At that point in our deliberations, what we were studying seemed more ‘incremental’ than ‘transformative’. This was also true for our analysis of AI and big data tools we included in our analysis. Could they identify emerging business trends and how could they inform our understanding of AI policies on a global scale without having to read hundreds of documents? The results were disappointing as the technology was good at identifying where to look but of little use helping us understand what we were looking at. That was until November 2022 when OpenAI launched ChatGPT. I wonder if we’ll soon be making a distinction between BC (before ChatGPT)/ AC (after ChatGPT)?
The technological possibilities of generative AI had been known for some time and many other companies were working on similar large language models (LLMs). But it was the user-friendly interface of ChatGPT that caught the public imagination and for us the realisation of its profound implication for the future of learning, research, and work. The creation of content in text, image, video, audio, code, etc. is what makes today’s digital innovation transformational. On a recent visit to Silicon Valley to interview those at the forefront of these developments, there was little doubt in the Valley that generative AI is the next frontier in the future of business and work. As one Valley veteran told us: “we’re coming after every industry”. But we were equally perturbed by inequalities we witnessed in San Francisco and the way everything was viewed by as engineering problem, with little sense of the social or ethical implications of these new power tools. The strap line for San Francisco lining some of its streets reads ‘ahead of the curve’, but if it is the future it needs to come with a serious health warning.

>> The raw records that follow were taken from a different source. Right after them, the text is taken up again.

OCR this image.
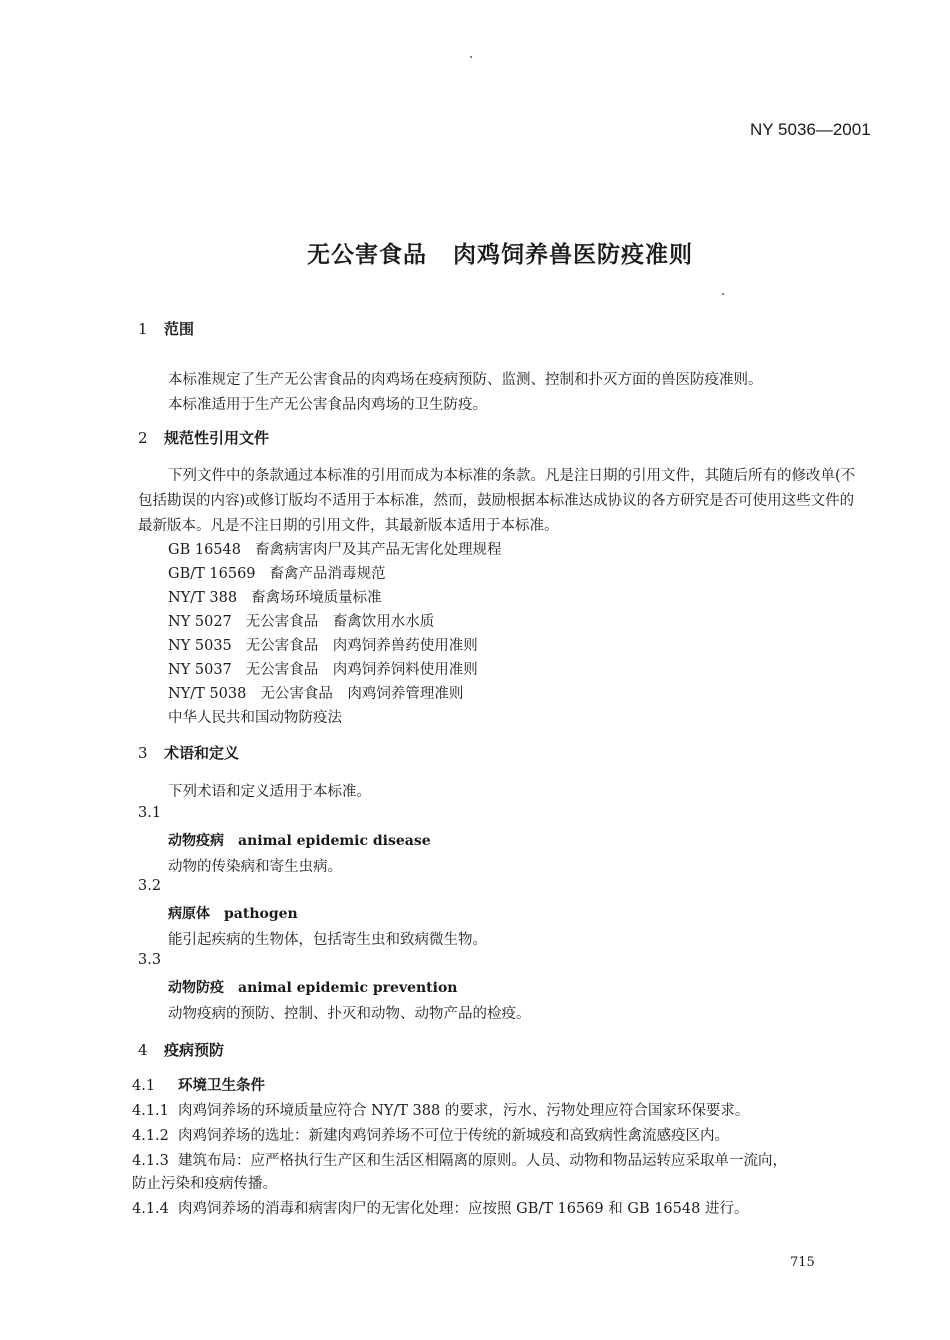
NY 5036—2001
无公害食品 肉鸡饲养兽医防疫准则
1 范围
本标准规定了生产无公害食品的肉鸡场在疫病预防、监测、控制和扑灭方面的兽医防疫准则。
本标准适用于生产无公害食品肉鸡场的卫生防疫。
2 规范性引用文件
下列文件中的条款通过本标准的引用而成为本标准的条款。凡是注日期的引用文件，其随后所有的修改单(不包括勘误的内容)或修订版均不适用于本标准，然而，鼓励根据本标准达成协议的各方研究是否可使用这些文件的最新版本。凡是不注日期的引用文件，其最新版本适用于本标准。
GB 16548 畜禽病害肉尸及其产品无害化处理规程
GB/T 16569 畜禽产品消毒规范
NY/T 388 畜禽场环境质量标准
NY 5027 无公害食品　畜禽饮用水水质
NY 5035 无公害食品　肉鸡饲养兽药使用准则
NY 5037 无公害食品　肉鸡饲养饲料使用准则
NY/T 5038 无公害食品　肉鸡饲养管理准则
中华人民共和国动物防疫法
3 术语和定义
下列术语和定义适用于本标准。
3.1
动物疫病 animal epidemic disease
动物的传染病和寄生虫病。
3.2
病原体 pathogen
能引起疾病的生物体，包括寄生虫和致病微生物。
3.3
动物防疫 animal epidemic prevention
动物疫病的预防、控制、扑灭和动物、动物产品的检疫。
4 疫病预防
4.1 环境卫生条件
4.1.1 肉鸡饲养场的环境质量应符合 NY/T 388 的要求，污水、污物处理应符合国家环保要求。
4.1.2 肉鸡饲养场的选址：新建肉鸡饲养场不可位于传统的新城疫和高致病性禽流感疫区内。
4.1.3 建筑布局：应严格执行生产区和生活区相隔离的原则。人员、动物和物品运转应采取单一流向，
防止污染和疫病传播。
4.1.4 肉鸡饲养场的消毒和病害肉尸的无害化处理：应按照 GB/T 16569 和 GB 16548 进行。
715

These issues where not lost on the corporate leaders we’ve interviewed for this research programme, especially in the last six months. But the productivity potential of generative AI often overshadowed its social consequences from a business perspective, which was viewed as beyond their control, and ‘something for government.’ But the reality is it’s something for everyone as we have spent the last twenty years preparing for the wrong industrial revolution.